The
Slip
by Michael Montlack
Is it possible
to have been
tattooed
by someone’s
soul?
Only with eyes closed
can I trace
outlines,
a slight raise
on my unmarked skin
(even in
creases: inner elbows,
between fingers
and toes).
The designs
always familiar
but too abstract
to identify.
I mean, can one
be widowed
by the living?
Carting the
blank stone
from days into
dreams
toward an open
grave
in my front and
back yards,
basement,
bathtub.
Ever eluded by
the body,
not the scent.
And if there is
someone else one day,
will he sense
this presence?
The fine slip
beneath
my rumpled
clothes.
The railing I
reach for
even on shallow
stairs.
Will you
be the mosquito
netting
draping my
honeymoon bed,
swaying almost
imperceptibly in the dark
but allowing in
breezes
that comb the
hairs on my arms,
legs, chest?
This Valentine's Day poetry selection, "The Slip" by Michael Montlack, is
the the title poem of "The Slip," published by Poets Wear Prada in 2009.
With pitch-perfect
pacing and an intimate colloquial voice, THE SLIP reads as engagingly
novelistic even as these memoiristic vignettes are untamed by wit and
scathing humor. Ouch. The poems are at once revealing yet winningly
imaginative as they reignite myth—there’s even a bisexual Orpheus here
who helps Montlack to rewrite the past while instructing, bruising, and
exposing suburbia’s lingering melancholy.
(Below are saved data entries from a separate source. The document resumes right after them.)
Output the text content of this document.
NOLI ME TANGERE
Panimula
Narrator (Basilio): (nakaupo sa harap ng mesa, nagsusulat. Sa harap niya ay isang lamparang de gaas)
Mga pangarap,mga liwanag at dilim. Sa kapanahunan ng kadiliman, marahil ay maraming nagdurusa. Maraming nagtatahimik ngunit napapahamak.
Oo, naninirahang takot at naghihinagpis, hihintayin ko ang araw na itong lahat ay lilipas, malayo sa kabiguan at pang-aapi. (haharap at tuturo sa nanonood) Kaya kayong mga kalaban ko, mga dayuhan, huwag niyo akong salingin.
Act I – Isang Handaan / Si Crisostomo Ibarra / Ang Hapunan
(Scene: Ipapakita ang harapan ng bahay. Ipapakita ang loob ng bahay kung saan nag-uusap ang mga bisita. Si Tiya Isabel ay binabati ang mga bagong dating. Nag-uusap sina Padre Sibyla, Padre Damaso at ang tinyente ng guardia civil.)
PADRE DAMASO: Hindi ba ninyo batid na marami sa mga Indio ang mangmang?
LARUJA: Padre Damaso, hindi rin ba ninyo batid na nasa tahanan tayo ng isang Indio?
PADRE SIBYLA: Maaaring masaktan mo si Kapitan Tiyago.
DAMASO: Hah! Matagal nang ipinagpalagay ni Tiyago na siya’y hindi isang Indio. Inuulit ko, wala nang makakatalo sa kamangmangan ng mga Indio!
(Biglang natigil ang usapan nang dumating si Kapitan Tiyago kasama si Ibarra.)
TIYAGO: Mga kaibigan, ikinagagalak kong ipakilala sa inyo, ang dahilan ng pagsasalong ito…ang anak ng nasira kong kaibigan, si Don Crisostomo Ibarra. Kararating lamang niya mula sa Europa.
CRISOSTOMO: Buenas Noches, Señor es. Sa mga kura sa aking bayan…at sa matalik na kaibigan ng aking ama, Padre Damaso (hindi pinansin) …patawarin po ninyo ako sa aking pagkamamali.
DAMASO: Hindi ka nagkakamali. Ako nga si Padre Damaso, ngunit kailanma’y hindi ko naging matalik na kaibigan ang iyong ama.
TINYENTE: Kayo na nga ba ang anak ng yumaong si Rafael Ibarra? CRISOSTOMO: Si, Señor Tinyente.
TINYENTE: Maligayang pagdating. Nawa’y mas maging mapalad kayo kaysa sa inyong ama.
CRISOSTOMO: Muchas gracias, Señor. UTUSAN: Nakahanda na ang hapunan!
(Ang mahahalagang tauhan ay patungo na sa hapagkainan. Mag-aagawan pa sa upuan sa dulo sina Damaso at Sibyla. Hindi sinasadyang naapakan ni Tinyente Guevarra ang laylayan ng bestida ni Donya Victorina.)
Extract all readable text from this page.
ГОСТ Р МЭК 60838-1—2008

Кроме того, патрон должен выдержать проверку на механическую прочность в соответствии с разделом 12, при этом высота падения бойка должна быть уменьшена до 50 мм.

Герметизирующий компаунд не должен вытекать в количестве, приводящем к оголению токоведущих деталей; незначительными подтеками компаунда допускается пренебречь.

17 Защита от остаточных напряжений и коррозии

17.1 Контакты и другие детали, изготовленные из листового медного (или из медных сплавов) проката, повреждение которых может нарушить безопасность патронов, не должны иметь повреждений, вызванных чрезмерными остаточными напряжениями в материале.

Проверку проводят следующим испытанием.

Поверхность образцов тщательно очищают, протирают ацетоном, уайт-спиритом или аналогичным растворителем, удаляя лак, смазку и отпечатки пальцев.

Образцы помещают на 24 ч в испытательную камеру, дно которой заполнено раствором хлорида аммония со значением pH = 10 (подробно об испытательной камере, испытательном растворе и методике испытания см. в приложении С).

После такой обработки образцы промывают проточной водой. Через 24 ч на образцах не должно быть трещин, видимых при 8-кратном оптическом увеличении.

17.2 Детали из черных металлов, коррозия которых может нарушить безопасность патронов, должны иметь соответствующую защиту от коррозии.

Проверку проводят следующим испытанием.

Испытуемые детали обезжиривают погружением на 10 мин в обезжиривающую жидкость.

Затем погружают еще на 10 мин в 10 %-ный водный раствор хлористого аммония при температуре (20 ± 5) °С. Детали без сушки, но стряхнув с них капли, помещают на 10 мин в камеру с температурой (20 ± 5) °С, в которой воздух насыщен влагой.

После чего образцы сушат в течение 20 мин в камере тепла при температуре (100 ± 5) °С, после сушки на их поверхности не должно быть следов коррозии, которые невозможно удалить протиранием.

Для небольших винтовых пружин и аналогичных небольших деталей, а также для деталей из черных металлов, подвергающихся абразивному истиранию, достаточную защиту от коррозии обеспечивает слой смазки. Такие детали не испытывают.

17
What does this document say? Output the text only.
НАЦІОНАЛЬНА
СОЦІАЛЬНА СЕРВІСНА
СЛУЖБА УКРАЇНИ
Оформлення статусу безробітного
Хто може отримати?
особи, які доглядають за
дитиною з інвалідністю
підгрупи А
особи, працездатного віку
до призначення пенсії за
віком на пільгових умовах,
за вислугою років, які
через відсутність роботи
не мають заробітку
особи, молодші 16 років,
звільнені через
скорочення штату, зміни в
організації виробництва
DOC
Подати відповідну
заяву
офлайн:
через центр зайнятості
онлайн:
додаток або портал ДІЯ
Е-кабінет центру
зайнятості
—Peter Covino, author of Cut Off the Ears of Winter, winner of PEN/America Osterweil Prize
The
many moods of THE SLIP, from fabulous to funny to frenetic, announce
the arrival of a promising new voice that can express, with consummate
sensitivity and verve, the sorrows and celebrations of our complicated
queerness. When Michael Montlack writes, he can make us sing or break
our hearts. Each poem is a veritable “kiss of the artist”—passionate and
memorable.
—Rigoberto González, author of Other Fugitives and Other Strangers
Michael
Montlack's THE SLIP situates us in the middle of a life, threading
together joys and sorrows. Some of the comic moments will truly make you
laugh out loud. And at times, you'll get horribly wistful. Such is the
richness of this collection.
—D. A. Powell, author of Chronic
Again, just a magnificent poem! I lover the line "Carting the blank stone from days into dreams." How many senses are engaged by this provocative line!